弁護士による内容証明

内容証明という言葉を一度は聞いたことがある方が多いと思います。
内容証明は、交渉案件などにおいて、弁護士が相手方に対して意思表示をする際、しばしば用いる郵送手段です。
本ブログでは、そもそも内容証明とは何なのか、ということについて詳しくご説明したいと思います。

 

内容証明の使い道

内容証明の使い道 画像

内容証明とは、後に、どのような内容の文書を差し出したのかということを証明するための制度です。

例えば、遺留分侵害額請求権は、遺留分権利者が、相続の開始及び遺留分を侵害する贈与又は遺贈があったことを知った時から1年間行使しないときは、時効によって消滅してしまいます。
そのため、1年以内に、遺留分侵害額請求権を行使しなければならないのですが、行使後、「1年以内に、遺留分侵害額請求権を行使した」ということを証明しなければなりません。そこで、内容証明という制度が有効になってくるのです。

確かに、郵便には、特定記録、一般書留、簡易書留など、その他の郵送手段があり、これらの手段でも、「いつ、差し出されたのか、いつ、相手方に送達されたのか」という立証は可能です。

しかし、差し出された文書が「どのような内容」だったのか、ということについてまでは証明できません。
後に、差し出された文書が「どのような内容」だったのかを証明する手段として、内容証明という郵送手段が最も有効なのです。

なお、内容証明郵便を送付する際には、いつ相手方に送達されたのかということを証明するために、配達証明を付けた方が良いでしょう。

 

内容証明による時効完成の阻止

また、内容証明を送付した場合、時効の完成を阻止することも可能となります。

例えば、金銭の貸付をしてから相当期間が経過し、時効完成が間近な場合があります。このような場合、配達証明付きの内容証明を利用し、相手方に金銭請求を請求します。

この請求は、民法153条の定める「催告」に該当しますから、請求後、6か月以内に訴訟提起等の行為を行うことで、時効の中断の効果が生じることになります。
つまり、内容証明を送付することで、暫定的ではありますが、時効完成を阻止することが可能となるのです。
そのため、時効が間近に迫っているような場合、内容証明を利用することは、有効な手段となるでしょう。

 

内容証明の書式

内容証明の書式 画像

ところで、内容証明とは、一定の書式に従って発送しなければなりません。1枚あたり、1行20字以内かつ26行以内であるという字数の制限があります。
そして、記名、押印、各頁の間に割印を押印の上、作成します。
内容証明の発送にあたっては、相手方への発送用、発送者の控え用、郵便局の控え用のために、同じ文章を3通用意することになります。

また、内容証明を発送できる郵便局は限られていますので、事前に調べた上で発送する必要があるでしょう。

なお、内容証明には、電子内容証明もあります。
電子内容証明を用いて発送する場合には、特に文字数制限はありません。

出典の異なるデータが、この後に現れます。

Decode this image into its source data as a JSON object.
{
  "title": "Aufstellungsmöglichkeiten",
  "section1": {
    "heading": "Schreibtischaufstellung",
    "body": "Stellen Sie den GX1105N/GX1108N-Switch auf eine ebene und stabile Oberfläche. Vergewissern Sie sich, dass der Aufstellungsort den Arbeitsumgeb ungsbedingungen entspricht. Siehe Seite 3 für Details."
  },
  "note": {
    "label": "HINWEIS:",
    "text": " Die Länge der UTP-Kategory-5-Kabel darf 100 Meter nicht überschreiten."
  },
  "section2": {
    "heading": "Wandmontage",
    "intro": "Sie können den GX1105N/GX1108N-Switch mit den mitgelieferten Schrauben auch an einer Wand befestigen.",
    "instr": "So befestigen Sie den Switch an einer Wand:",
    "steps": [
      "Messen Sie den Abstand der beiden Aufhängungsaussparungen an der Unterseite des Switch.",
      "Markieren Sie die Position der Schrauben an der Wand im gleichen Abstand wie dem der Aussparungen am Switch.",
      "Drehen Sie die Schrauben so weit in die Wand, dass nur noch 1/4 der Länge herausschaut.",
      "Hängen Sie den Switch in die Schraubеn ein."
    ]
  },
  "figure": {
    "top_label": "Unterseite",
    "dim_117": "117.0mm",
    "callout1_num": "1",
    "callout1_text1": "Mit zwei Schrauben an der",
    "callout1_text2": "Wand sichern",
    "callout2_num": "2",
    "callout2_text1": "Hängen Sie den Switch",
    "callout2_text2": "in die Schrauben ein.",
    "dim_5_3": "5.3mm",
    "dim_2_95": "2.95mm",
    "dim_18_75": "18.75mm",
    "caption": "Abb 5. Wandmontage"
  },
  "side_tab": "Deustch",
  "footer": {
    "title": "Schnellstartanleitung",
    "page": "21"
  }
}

しかし、頁の余白に決まりがありますので、注意が必要です。(くぬぎ経営法律事務所では、内容証明を発送する場合には、電子内容証明を用いております。)

 

弁護士による内容証明作成の意義

内容証明は、弁護士でなければ発送できないというものではなく、どなたでも活用できる手段です。そのため、相手方に発送する手紙で、送付した内容を証拠化したい場合には、活用すべき手段と言えるでしょう。

もっとも、内容証明を用いて差し出された文書の内容は、良くも悪くも証拠として残ってしまいます。証拠として残ってしまうことから、送付する文書の内容については、精査した上で発送することが不可欠となります。
内容を精査するため、弁護士にその作成を依頼するというメリットは大きいのではないかと思います。

 

内容証明による弁護士の介入

また、弁護士に相手方との交渉を依頼した場合、弁護士名にて内容証明を発送することになります。(この場合、「受任通知書」というタイトルで送付することが多いでしょう。)

弁護士が介入することで、その後は、基本的に、弁護士が相手方との交渉のやり取りを行うことになります。
もちろん、交渉事件での受任となりますから、相当額の弁護士費用(費用についてを参照)は発生することになりますが、弁護士が相手方と交渉することで、ご依頼者様の精神的な負担は、少なからず軽減されるのではないかと思います。

 

まとめ

これまで内容証明の使い道や意義などについて述べて参りました。
確かに、内容証明とは相手方に送付する手紙であり、それ自体に大きな法的効果はありません。
しかし、自らの意思を相手方に確実に伝え、その伝えた意思を証拠化する手段としては、最適な方法と言えます。

本ブログの内容が、内容証明の利用を考えている方、弁護士に交渉を依頼しようとしている方などのお役に立つことができれば、幸甚です。